Randy Weaver: Siege at Ruby Ridge
In 1982, the couple's third child, Rachel, was born. This was no casual event, as it enforced the belief in Vicki's recurrent visions that they would have another daughter. The couple put their home up for sale and, in August of 1983, they received some $50,000 for it. Vicki's family strongly objected to their plan, but there was nothing they could do to change her mind. The Weaver family drove west to Montana in hopes of finding their new home. However, when they reached Montana, they considered property there to be overpriced and decided to head for Idaho.
Upon arriving in Idaho, it did not take long for the Weavers to find a beautiful spot southwest of Bonners Ferry in the Selkirk Mountains. The property overlooked Ruby Creek and on a clear day you could see Montana and Washington in the distance. A writer for the New York Times, Philip West, later stated that the view "could make you weep for the power of God's hand." The Weavers paid just $5,000 for the 20-acre parcel.
By March of 1984, Randy had built a cabin from scrap lumber and the family began living on the mountain. There was no electricity or running water, but for the Weavers it was paradise. Vicki home schooled the children and the couple soon had a close group of friends throughout the area. One of these friends in particular was a 15-year-old boy named Kevin Harris. His father had died when he was just 2 years old and his young mother found it too difficult to raise him along with his three siblings. As with many troubled youths, Kevin turned to the streets and eventually drugs. Randy Weaver met Kevin through mutual friends sometime during the mid 1980's and took a liking to the young man. He made it his mission to save Kevin from the evils of the world and took him under his wing. Kevin moved in with the family and Randy and Vicki considered him as their own son.

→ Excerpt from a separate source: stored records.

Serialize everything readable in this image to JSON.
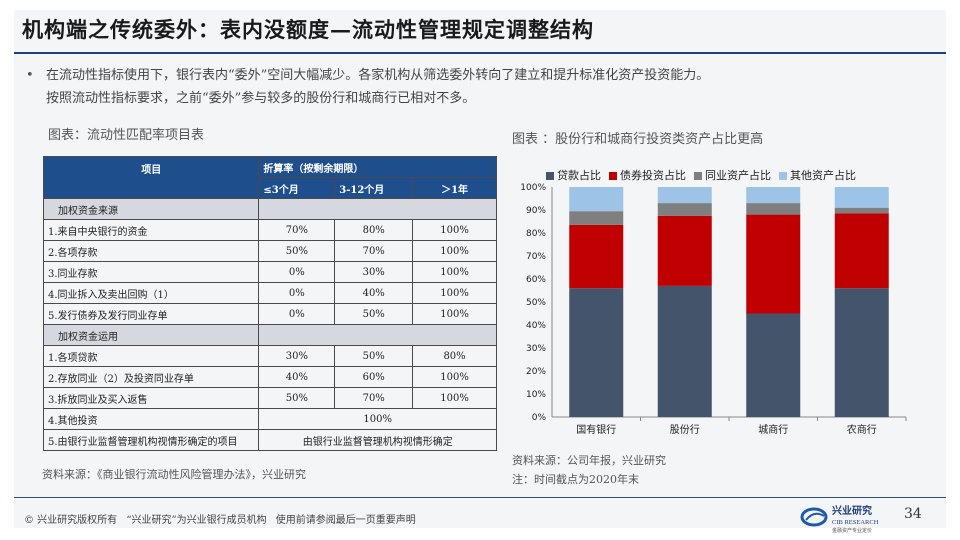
{
  "title": "机构端之传统委外：表内没额度—流动性管理规定调整结构",
  "bullet": {
    "line1": "在流动性指标使用下，银行表内“委外”空间大幅减少。各家机构从筛选委外转向了建立和提升标准化资产投资能力。",
    "line2": "按照流动性指标要求，之前“委外”参与较多的股份行和城商行已相对不多。"
  },
  "table_caption": "图表：流动性匹配率项目表",
  "chart_caption": "图表 ：股份行和城商行投资类资产占比更高",
  "table": {
    "headers": {
      "item": "项目",
      "rate": "折算率（按剩余期限）",
      "col1": "≤3个月",
      "col2": "3-12个月",
      "col3": "＞1年"
    },
    "section1": "加权资金来源",
    "rows1": [
      {
        "label": "1.来自中央银行的资金",
        "v1": "70%",
        "v2": "80%",
        "v3": "100%"
      },
      {
        "label": "2.各项存款",
        "v1": "50%",
        "v2": "70%",
        "v3": "100%"
      },
      {
        "label": "3.同业存款",
        "v1": "0%",
        "v2": "30%",
        "v3": "100%"
      },
      {
        "label": "4.同业拆入及卖出回购（1）",
        "v1": "0%",
        "v2": "40%",
        "v3": "100%"
      },
      {
        "label": "5.发行债券及发行同业存单",
        "v1": "0%",
        "v2": "50%",
        "v3": "100%"
      }
    ],
    "section2": "加权资金运用",
    "rows2": [
      {
        "label": "1.各项贷款",
        "v1": "30%",
        "v2": "50%",
        "v3": "80%"
      },
      {
        "label": "2.存放同业（2）及投资同业存单",
        "v1": "40%",
        "v2": "60%",
        "v3": "100%"
      },
      {
        "label": "3.拆放同业及买入返售",
        "v1": "50%",
        "v2": "70%",
        "v3": "100%"
      }
    ],
    "row_other": {
      "label": "4.其他投资",
      "value": "100%"
    },
    "row_reg": {
      "label": "5.由银行业监督管理机构视情形确定的项目",
      "value": "由银行业监督管理机构视情形确定"
    }
  },
  "source_left": "资料来源：《商业银行流动性风险管理办法》，兴业研究",
  "source_right": "资料来源：公司年报，兴业研究",
  "note_right": "注：时间截点为2020年末",
  "chart_data": {
    "type": "bar",
    "stacked": true,
    "categories": [
      "国有银行",
      "股份行",
      "城商行",
      "农商行"
    ],
    "series": [
      {
        "name": "贷款占比",
        "color": "#44546a",
        "values": [
          56,
          57,
          45,
          56
        ]
      },
      {
        "name": "债券投资占比",
        "color": "#c00000",
        "values": [
          27.5,
          30.5,
          43,
          32.5
        ]
      },
      {
        "name": "同业资产占比",
        "color": "#7f7f7f",
        "values": [
          6,
          5.5,
          5,
          2.5
        ]
      },
      {
        "name": "其他资产占比",
        "color": "#9dc3e6",
        "values": [
          10.5,
          7,
          7,
          9
        ]
      }
    ],
    "yticks": [
      "0%",
      "10%",
      "20%",
      "30%",
      "40%",
      "50%",
      "60%",
      "70%",
      "80%",
      "90%",
      "100%"
    ],
    "ylim": [
      0,
      100
    ],
    "legend": "top"
  },
  "footer": {
    "copyright": "©  兴业研究版权所有",
    "member": "“兴业研究”为兴业银行成员机构",
    "disclaimer": "使用前请参阅最后一页重要声明"
  },
  "logo": {
    "cn": "兴业研究",
    "en": "CIB RESEARCH",
    "tagline": "金融资产专业定价"
  },
  "page_number": "34"
}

Many of their new friends held extremely racist views and eventually persuaded the Weavers to adopt some of these views. Vicki accepted as justification for these racist views passages in the Biblical apocrypha, the so-called lost books of the Bible, which describe the African race as sinners and "mud people." The Weavers's philosophies were ever changing, but bascially they accepted those who fit into their world, such as Kevin Harris, and rejected those who did not.
During the mid to late 1980's many of Randy and Vicki's friends stopped coming up to the cabin. Several people had accused them of theft, while others decided that they could no longer take their continuous preaching. Regardless of the cause, this situation led Vicki to file a document in the Boundary County Courthouse, which named several people in a supposed conspiracy to harm them. Interestingly enough, several members of the FBI, Secret Service and Boundary County Sheriff's Office were named in the document. Their belief that there was a conspiracy against them could be what prompted Randy to run for Boundary County Sheriff in 1988. However, he lost the primary and only collected 10% of the vote, probably because of his strongly racist ideas and his contempt for both local and federal governments. Randy never made any promises during his brief campaign, however one of his tactics involved handing out "get out of jail free" cards, claiming that anyone arrested for a nonviolent crime would get a second chance if he were elected. This publicity stunt may have been why the government began to focus its attention on the Weaver family.